The second round of talks is being “arranged” — not confirmed. The same nuclear gap that broke Islamabad has not been resolved. If Iran’s conditions for the next meeting include demands the US cannot accept, or if logistical coordination fails before April 21, the ceasefire expires with both the blockade and IRGC threats still active. The market is pricing talks as highly probable. Any signal they are not happening would produce a sharp reversal of Tuesday’s gains.
March PPI covers producer prices through March 31 — before the Islamabad collapse and the naval blockade announcement on April 12–13. The blockade adds a new layer of supply-chain cost pressure that will not appear in data until the April PPI release.
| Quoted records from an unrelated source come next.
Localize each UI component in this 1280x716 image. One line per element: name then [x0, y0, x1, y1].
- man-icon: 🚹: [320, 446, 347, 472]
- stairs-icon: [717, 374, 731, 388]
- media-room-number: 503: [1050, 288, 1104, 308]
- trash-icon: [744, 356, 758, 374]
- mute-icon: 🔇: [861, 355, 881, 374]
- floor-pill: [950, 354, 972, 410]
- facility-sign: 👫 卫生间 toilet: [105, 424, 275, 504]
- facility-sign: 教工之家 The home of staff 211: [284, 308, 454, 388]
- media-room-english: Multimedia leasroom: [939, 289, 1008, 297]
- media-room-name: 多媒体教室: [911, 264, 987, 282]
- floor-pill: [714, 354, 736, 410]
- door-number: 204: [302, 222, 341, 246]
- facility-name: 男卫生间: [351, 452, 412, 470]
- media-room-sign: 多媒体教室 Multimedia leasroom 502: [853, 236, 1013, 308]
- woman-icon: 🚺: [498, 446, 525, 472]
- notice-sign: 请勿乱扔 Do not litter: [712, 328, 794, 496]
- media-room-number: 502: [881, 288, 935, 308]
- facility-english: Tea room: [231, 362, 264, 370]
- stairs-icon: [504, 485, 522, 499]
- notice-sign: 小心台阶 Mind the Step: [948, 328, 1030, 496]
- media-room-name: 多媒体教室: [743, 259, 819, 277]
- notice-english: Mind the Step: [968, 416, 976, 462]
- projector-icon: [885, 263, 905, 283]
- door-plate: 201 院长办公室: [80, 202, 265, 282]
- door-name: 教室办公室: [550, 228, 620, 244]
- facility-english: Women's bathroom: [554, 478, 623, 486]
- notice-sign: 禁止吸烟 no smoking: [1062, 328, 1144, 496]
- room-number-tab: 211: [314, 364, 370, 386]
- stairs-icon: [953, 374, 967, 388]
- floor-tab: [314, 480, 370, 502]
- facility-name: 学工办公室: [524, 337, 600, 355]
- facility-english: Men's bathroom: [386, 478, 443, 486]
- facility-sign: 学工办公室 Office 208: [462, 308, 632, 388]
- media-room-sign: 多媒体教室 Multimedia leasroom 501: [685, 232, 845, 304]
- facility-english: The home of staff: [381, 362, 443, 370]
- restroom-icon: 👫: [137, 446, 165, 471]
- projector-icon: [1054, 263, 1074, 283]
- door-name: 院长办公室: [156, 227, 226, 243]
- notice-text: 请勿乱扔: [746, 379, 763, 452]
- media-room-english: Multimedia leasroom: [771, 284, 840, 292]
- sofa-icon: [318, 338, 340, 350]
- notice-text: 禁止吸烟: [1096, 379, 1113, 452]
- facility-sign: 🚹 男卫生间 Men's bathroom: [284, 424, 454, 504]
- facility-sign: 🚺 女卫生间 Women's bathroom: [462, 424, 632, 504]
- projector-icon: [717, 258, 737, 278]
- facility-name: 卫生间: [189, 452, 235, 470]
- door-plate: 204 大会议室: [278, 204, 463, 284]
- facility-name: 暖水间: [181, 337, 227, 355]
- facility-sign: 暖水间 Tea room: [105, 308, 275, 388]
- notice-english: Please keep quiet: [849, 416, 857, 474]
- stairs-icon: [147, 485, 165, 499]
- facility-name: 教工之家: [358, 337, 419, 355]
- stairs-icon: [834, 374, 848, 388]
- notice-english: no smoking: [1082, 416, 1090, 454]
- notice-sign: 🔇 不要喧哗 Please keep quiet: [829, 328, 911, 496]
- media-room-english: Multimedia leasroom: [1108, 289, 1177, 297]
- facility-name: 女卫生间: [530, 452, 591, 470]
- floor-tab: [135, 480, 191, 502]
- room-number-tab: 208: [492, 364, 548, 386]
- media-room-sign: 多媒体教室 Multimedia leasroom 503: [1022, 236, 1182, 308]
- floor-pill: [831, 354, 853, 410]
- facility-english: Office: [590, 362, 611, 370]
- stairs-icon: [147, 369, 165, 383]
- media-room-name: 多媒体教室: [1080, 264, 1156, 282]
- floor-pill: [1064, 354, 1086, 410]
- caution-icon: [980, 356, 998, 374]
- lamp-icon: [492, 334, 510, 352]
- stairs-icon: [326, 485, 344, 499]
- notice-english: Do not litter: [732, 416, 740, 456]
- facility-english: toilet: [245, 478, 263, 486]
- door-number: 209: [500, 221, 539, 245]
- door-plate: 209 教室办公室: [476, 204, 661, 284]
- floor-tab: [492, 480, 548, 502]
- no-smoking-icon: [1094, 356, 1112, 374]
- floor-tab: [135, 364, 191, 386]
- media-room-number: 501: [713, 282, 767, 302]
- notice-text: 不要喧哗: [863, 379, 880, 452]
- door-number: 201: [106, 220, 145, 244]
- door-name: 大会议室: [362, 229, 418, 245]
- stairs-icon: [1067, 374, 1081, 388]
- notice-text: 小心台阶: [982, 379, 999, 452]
Tuesday’s soft print may be a lagging indicator, not a leading one. If April PPI reverses sharply higher, the Fed rate-cut thesis embedded in Tuesday’s rally will unwind.
Bank of America reports Wednesday. BAC is the most consumer-exposed major bank. If its Q1 data shows credit card delinquency rates rising meaningfully on the back of elevated gas prices, it would be the first concrete evidence that the war’s energy cost is generating household financial stress. That would complicate the Fed’s stance and inject a new risk factor into an equity market that has so far treated the war as containable.